Begich Fights Feds Against Burdensome Regs for Alaskan Sport Pilots

U.S. Senator Mark Begich today said he is pleased by the Federal Aviation Administration (FAA) response to his demands to eliminate unnecessary medical requirements for certain low-risk recreational pilots.

In a letter sent last week (attached) Begich demanded the FAA stop dragging their feet and respond to a two-year old petition by the Aircraft Owners and Pilots Association (AOPA) and Experimental Aircraft Association (EAA) to reduce an unnecessary bureaucratic requirement. The petition proposed allowing certain types of recreational flying without the currently-required third-class medical certificate issued by an FAA-approved physician. The FAA responded today by beginning a rulemaking process to allow certain pilots to use their driver’s license to demonstrate medical readiness to fly.

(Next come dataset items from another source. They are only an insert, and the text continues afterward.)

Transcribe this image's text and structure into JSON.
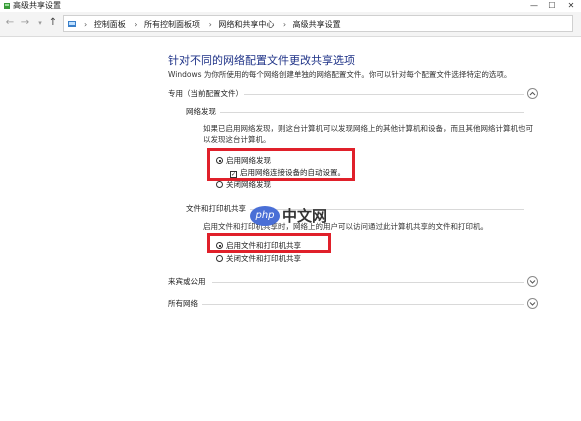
{
  "window": {
    "title": "高级共享设置"
  },
  "breadcrumb": [
    "控制面板",
    "所有控制面板项",
    "网络和共享中心",
    "高级共享设置"
  ],
  "heading": "针对不同的网络配置文件更改共享选项",
  "subtext": "Windows 为你所使用的每个网络创建单独的网络配置文件。你可以针对每个配置文件选择特定的选项。",
  "profiles": {
    "private": {
      "label": "专用（当前配置文件）",
      "discovery": {
        "title": "网络发现",
        "desc": "如果已启用网络发现，则这台计算机可以发现网络上的其他计算机和设备，而且其他网络计算机也可以发现这台计算机。",
        "on": "启用网络发现",
        "auto": "启用网络连接设备的自动设置。",
        "off": "关闭网络发现"
      },
      "sharing": {
        "title": "文件和打印机共享",
        "desc": "启用文件和打印机共享时，网络上的用户可以访问通过此计算机共享的文件和打印机。",
        "on": "启用文件和打印机共享",
        "off": "关闭文件和打印机共享"
      }
    },
    "guest": {
      "label": "来宾或公用"
    },
    "all": {
      "label": "所有网络"
    }
  },
  "watermark": {
    "logo": "php",
    "text": "中文网"
  },
  "colors": {
    "heading": "#1e3287",
    "highlight": "#e0202a"
  }
}
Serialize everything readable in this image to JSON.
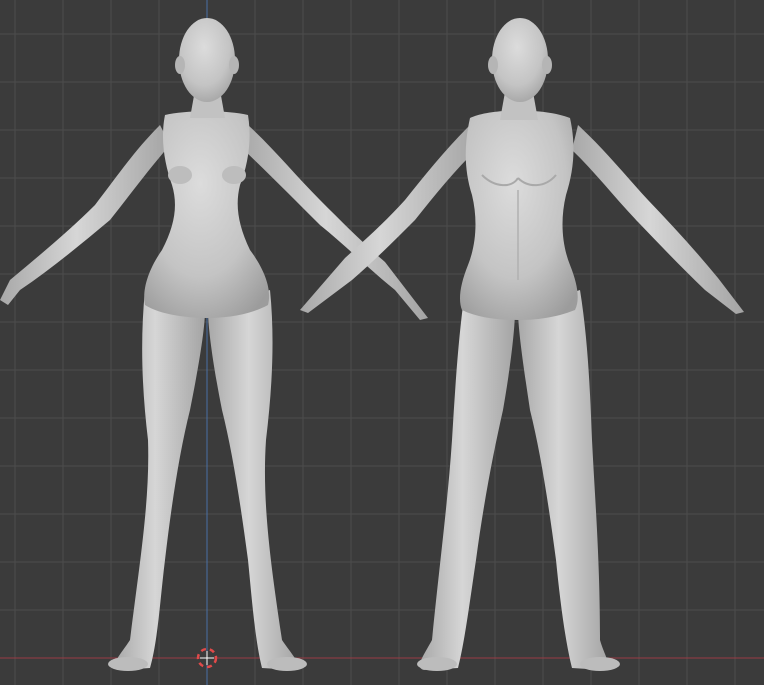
{
  "viewport": {
    "background_color": "#3b3b3b",
    "grid_color": "#4d4d4d",
    "axis_x_color": "#9a3b44",
    "axis_z_color": "#4a6fa5",
    "cursor_color_red": "#e04a4a",
    "cursor_color_white": "#ffffff"
  },
  "models": [
    {
      "name": "female-base-mesh",
      "pose": "A-pose",
      "material_color": "#c9c9c9"
    },
    {
      "name": "male-base-mesh",
      "pose": "A-pose",
      "material_color": "#c9c9c9"
    }
  ],
  "icons": {
    "cursor": "3d-cursor-icon"
  }
}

“Alaskan pilots agree that for certain types of flying, having a FAA third-class medical certificate doesn’t improve safety, and is really just an unnecessary piece of red tape,” said Begich. “One of the reasons I founded the Senate General Aviation Caucus was to help ensure Federal agencies responded to common-sense ideas like this from the general aviation community. I encourage the agency to work through this process quickly and consider offering relief to some pilots earlier if it can be done safely.”

Recent studies have shown that under a similar set of FAA rules for “Light Sport Aircraft,” where a driver’s license is enough to show a baseline of health, there have been no accidents attributed to pilot medical problems. The AOPA petition asks that this approach to medical certification of pilots be expanded to other types of low-risk, non-commercial flying. Eliminating the need for periodic renewal of an FAA medical certificate is estimated to save affected pilots $241 million and the FAA $11 million over 10 years.

Senator Begich founded the bipartisan Senate General Aviation Caucus in 2009. The 41 Senators who are members of the caucus advocate for the general aviation sector, which with $150 billion in annual economic activity, supports 1.3 million jobs nation-wide.